Like I said, I've got the exact same thread going on, but haven't had anyone say anything... Joke too, is opening a haunt and posting progress stuff.



KINGS CRYPT said:


> I really don't think that undertaker is trying to promote his haunt and he hasn't asked anyone to actually come to the haunt. He just wants to share his progress and anyone his age would be thrilled to accomplish something like this. When he posted the flier he asked for our comments and suggestions........not our money. Good luck!, keep us updated!


Very well said.

Not to step on anyone's toes, but it seems like there may be a double standard?
.


----------



## Hauntiholik (May 17, 2006)

Front Yard Fright said:


> Haunti I have a thread very similar to this about my own haunt. I titled it 2009 Haunt and posted updates of my haunt contrustion, web site updates, and other things.
> 
> However, come to find out you created a completely different thread "for me" for my website updates...
> 
> A little hypocritical?


It's not hypocritical at all.
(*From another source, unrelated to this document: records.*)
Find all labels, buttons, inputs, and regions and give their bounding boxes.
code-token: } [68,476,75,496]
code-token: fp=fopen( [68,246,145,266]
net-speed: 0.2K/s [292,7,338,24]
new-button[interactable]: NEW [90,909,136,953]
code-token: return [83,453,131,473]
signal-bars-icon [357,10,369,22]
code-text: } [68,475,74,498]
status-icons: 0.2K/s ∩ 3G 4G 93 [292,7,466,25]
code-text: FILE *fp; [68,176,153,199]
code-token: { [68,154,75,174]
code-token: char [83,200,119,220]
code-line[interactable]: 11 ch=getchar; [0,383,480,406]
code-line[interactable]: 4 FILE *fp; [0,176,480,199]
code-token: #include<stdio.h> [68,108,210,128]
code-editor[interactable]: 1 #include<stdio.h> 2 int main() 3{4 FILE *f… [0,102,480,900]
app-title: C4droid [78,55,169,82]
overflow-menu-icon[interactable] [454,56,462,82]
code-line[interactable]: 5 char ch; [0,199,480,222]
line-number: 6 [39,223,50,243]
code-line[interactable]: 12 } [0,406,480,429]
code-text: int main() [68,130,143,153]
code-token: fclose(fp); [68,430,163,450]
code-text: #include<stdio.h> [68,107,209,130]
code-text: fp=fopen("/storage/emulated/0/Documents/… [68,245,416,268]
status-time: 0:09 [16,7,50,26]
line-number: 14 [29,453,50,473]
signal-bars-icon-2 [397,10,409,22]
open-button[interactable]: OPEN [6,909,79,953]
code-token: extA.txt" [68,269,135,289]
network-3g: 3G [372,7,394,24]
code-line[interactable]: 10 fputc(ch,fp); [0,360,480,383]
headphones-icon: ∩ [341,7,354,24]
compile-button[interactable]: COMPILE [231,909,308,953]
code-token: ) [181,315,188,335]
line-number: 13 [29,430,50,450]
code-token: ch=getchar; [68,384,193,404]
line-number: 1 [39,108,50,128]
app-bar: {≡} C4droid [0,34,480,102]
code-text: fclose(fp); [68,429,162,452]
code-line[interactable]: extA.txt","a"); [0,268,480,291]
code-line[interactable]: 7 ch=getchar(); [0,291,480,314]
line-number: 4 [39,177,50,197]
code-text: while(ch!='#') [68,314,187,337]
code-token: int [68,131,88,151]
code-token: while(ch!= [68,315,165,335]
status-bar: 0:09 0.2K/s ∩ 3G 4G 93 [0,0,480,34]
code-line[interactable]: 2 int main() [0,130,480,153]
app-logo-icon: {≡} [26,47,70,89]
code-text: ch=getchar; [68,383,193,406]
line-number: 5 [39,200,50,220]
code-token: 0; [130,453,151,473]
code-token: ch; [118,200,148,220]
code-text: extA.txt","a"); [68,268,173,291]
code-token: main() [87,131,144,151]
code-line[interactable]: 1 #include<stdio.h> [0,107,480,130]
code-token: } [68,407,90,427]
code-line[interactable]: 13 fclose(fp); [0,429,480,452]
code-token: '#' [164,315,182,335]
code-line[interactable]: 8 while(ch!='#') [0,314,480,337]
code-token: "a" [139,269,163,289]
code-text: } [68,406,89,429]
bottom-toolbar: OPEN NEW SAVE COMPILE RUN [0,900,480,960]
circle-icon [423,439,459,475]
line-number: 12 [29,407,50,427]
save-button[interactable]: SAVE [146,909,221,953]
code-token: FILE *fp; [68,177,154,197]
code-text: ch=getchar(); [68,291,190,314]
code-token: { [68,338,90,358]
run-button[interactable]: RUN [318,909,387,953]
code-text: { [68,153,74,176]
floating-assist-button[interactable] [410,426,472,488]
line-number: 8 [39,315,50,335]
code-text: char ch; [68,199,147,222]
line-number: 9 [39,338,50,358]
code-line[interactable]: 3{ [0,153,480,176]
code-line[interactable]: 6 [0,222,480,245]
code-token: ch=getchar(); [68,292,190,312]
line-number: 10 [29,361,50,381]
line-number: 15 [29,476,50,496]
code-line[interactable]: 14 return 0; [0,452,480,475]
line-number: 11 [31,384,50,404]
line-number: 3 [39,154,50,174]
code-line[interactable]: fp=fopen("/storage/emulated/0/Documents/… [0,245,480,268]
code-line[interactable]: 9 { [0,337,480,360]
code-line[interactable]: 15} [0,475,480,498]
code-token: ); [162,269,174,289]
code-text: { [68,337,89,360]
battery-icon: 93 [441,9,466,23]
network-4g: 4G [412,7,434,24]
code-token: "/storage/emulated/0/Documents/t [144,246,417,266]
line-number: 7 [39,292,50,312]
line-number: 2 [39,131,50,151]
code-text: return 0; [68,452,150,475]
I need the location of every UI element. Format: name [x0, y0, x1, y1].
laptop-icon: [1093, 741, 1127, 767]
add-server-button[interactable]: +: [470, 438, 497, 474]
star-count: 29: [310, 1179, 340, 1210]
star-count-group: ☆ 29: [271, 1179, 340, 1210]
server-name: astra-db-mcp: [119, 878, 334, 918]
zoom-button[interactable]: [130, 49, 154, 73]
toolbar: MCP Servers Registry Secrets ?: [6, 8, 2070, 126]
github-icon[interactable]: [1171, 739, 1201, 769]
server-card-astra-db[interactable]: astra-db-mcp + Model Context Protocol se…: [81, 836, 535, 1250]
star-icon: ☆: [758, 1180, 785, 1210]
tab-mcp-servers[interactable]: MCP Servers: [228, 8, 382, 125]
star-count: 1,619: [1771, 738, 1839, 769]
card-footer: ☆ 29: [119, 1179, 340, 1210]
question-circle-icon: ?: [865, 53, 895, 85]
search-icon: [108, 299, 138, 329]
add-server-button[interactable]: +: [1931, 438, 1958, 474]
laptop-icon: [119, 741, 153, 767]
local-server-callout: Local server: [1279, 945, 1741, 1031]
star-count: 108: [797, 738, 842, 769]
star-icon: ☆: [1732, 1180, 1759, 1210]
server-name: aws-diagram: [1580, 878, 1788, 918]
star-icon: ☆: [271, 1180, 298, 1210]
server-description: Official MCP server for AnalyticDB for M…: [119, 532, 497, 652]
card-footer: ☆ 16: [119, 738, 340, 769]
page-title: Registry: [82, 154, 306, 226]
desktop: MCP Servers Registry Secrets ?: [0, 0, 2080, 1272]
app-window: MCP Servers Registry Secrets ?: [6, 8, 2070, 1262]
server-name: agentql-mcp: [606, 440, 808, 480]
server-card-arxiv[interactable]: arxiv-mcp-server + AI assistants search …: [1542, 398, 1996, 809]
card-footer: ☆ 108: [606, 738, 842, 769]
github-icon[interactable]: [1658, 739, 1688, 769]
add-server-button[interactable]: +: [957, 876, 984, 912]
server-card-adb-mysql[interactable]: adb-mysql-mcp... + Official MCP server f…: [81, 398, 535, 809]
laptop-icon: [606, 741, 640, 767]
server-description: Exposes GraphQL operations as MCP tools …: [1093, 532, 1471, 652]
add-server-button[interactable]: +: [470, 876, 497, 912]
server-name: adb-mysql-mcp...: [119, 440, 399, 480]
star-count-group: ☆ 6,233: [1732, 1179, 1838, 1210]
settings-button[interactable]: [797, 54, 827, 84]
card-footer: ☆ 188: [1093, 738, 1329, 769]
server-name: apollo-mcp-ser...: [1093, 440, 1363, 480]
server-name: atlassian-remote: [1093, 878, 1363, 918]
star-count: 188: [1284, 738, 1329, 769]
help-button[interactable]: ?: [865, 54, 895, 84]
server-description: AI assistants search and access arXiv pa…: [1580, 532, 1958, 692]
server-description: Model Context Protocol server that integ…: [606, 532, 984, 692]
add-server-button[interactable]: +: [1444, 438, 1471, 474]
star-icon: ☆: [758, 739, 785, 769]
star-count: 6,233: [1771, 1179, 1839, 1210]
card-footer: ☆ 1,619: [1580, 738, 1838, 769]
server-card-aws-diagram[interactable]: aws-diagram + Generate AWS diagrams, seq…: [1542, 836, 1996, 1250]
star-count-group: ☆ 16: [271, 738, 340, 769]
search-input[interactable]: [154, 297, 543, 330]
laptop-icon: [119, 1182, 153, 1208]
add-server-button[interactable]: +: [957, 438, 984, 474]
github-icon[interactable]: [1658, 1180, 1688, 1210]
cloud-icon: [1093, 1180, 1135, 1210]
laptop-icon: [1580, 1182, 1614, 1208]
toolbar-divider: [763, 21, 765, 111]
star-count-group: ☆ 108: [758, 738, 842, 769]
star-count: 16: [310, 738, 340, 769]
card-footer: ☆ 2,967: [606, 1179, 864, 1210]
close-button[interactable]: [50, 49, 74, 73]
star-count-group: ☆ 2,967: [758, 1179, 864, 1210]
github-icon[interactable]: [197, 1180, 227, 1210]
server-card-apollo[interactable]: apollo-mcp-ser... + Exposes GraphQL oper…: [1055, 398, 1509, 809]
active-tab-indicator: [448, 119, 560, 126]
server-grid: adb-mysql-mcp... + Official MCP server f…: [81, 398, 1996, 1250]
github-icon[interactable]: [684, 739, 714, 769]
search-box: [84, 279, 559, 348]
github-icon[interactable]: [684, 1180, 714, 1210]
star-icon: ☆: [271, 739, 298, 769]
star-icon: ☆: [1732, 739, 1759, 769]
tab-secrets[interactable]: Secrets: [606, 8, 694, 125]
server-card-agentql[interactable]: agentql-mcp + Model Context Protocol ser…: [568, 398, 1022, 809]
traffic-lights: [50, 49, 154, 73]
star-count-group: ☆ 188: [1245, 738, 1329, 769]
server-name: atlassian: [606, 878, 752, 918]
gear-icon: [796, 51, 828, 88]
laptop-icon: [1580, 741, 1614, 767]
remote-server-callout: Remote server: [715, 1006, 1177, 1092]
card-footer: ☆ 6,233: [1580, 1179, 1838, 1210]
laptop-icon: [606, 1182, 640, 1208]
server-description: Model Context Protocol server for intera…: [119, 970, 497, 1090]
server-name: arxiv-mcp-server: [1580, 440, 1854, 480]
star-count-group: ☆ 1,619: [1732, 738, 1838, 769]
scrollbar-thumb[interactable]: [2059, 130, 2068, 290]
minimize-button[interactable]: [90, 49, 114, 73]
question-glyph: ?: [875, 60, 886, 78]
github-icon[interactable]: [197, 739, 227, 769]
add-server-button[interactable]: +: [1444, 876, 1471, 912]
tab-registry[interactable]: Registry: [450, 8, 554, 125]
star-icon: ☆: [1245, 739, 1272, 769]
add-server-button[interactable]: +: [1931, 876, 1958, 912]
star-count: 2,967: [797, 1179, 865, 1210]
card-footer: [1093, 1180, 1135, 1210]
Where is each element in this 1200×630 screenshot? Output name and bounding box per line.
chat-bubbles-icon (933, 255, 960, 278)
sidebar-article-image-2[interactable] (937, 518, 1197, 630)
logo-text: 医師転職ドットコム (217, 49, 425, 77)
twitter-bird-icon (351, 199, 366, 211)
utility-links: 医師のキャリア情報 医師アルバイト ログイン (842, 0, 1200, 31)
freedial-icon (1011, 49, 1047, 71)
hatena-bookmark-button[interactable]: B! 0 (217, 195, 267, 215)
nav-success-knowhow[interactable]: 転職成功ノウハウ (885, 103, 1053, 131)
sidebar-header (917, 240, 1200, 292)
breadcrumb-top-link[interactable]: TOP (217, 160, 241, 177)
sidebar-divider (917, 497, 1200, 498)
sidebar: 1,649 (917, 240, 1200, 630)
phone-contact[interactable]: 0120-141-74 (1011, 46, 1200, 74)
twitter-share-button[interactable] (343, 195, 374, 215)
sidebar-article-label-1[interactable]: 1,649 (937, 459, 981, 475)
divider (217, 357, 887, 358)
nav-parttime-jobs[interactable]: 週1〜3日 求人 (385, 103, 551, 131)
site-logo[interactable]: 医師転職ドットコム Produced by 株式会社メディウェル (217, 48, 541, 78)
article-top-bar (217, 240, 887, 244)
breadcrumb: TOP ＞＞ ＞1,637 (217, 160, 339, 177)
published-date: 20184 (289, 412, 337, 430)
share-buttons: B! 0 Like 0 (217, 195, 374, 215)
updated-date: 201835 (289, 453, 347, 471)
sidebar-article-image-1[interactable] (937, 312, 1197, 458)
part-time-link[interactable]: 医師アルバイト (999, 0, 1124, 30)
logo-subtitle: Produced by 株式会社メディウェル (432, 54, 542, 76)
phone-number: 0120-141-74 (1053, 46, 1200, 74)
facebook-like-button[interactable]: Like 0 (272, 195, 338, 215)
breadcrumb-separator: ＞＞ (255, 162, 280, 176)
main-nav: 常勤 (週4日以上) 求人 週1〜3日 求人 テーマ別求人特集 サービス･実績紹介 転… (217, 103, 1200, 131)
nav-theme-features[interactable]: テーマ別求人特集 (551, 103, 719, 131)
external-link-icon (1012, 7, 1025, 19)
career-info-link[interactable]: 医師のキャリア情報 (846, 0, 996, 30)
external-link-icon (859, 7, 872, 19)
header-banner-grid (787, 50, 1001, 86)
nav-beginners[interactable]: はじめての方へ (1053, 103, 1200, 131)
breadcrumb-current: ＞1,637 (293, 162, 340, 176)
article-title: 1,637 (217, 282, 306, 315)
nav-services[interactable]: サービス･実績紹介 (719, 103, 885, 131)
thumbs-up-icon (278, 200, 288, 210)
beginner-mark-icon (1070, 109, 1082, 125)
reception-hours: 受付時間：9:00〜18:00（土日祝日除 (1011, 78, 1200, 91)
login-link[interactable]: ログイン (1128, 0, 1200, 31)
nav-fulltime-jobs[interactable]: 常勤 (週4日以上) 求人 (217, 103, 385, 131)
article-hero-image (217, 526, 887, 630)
Allow me to direct your attention to the rules for posting in the "Haunt Photos and Video" sub forum as it seems that you haven't read it lately.



Hauntiholik said:


> This forum is for sharing your haunted house/yard haunt pictures and videos.
> 
> This is NOT a forum for the discussion of costumes, props, sounds or your latest website changes.
> 
> ...


The part about creating multiple threads within the same sub forum is what undertaker fails to comply with.

Thanks for the input FYF. Let me know if you have any other questions about the rules for posting in the "Haunt Photos and Video" sub forum


----------



## undertaker313 (Oct 24, 2008)

Thank you guys for your positive input. ignoring the posting problems for a sec.
Today at the haunt, Marcy Kaptur from the House of Representatives gave us a visit!!! She was so impressed. Also the president of The Make A Wish Foundation stopped by as well. It was amazing, they all loved it. and we have all there contact info and there gonna help us really grow the company.
We also formed a company - International Halloween Productions LLC. We are getting the paperwork filled now, so untill all is said and done were not 100% sure that is the name. 

Also we just got our own phone number and a cool new system
our number is 661-SCR-EAM1 =) pretty neat huh.

Also i cant justify getting yelled at on the forums seeing as forums are created so that they can generate traffic, seams like im driving couple thousand hits to this thread, so guess its just a win win situation for everyone and shouldnt be a problem.
but hey, guess ill just say ill try and be more considerate on here, rules are very different than other forums site, but if i get more complaints ill take my business else where, no problem.


----------



## dionicia (Aug 4, 2007)

I think your doing a great job. They say if you do what you love, you never work a day in your life.

I wish I had a job like that.

Just move on and ignore the negative. It doesn't help anyone and brings everyone down. 

Look forward to all the good you will be doing in the name of haunting.


----------



## undertaker313 (Oct 24, 2008)

I came home yesterday after a 14 hour workday, or just working like absolute made, i could barely move and was covered in saw dust, ruined a $40 pair of paints cause they were covered in deck stain and paint. My dad was pulling up behind me in the driveway. I looked at him and said. 
"you know if i worked this long of a day, or this hard, and didnt completely love what i was doing, id be the most miserable person on earth."


----------



## Hauntiholik (May 17, 2006)

Congratulations on scoring Monster Energy drink as a sponsor. The link on your website for Monster appears to be broken. Is Lowes sponsoring you again?


----------



## undertaker313 (Oct 24, 2008)

thanks
its kinda broken, we were originally just getting product donated from a distributer and i linked the monster logo to there site which sometimes works sometimes dosent. now that were legit with the big dog corporate monster ill update that.
and yeah, its funny when we walk into lowes everyone pretty much stops what there doing and says high, its so funny lol. were in there about 5 times a day, either me or another team member. There giving us some huge discounts and working it right into our account. there also just really helpful and very supportive so i thought id add them as a sponsor. I LOVE LOWES!


----------



## undertaker313 (Oct 24, 2008)

SORRY EVERYONE =) forgot to post this this morning.


Just got off the phone with monster.
They are sponsoring us. Bringing out tons of product. They are bringing out the truck, setting up tents, there having monster pong, tons of free give aways. ECT. wow im so pumped right now.
__________________


----------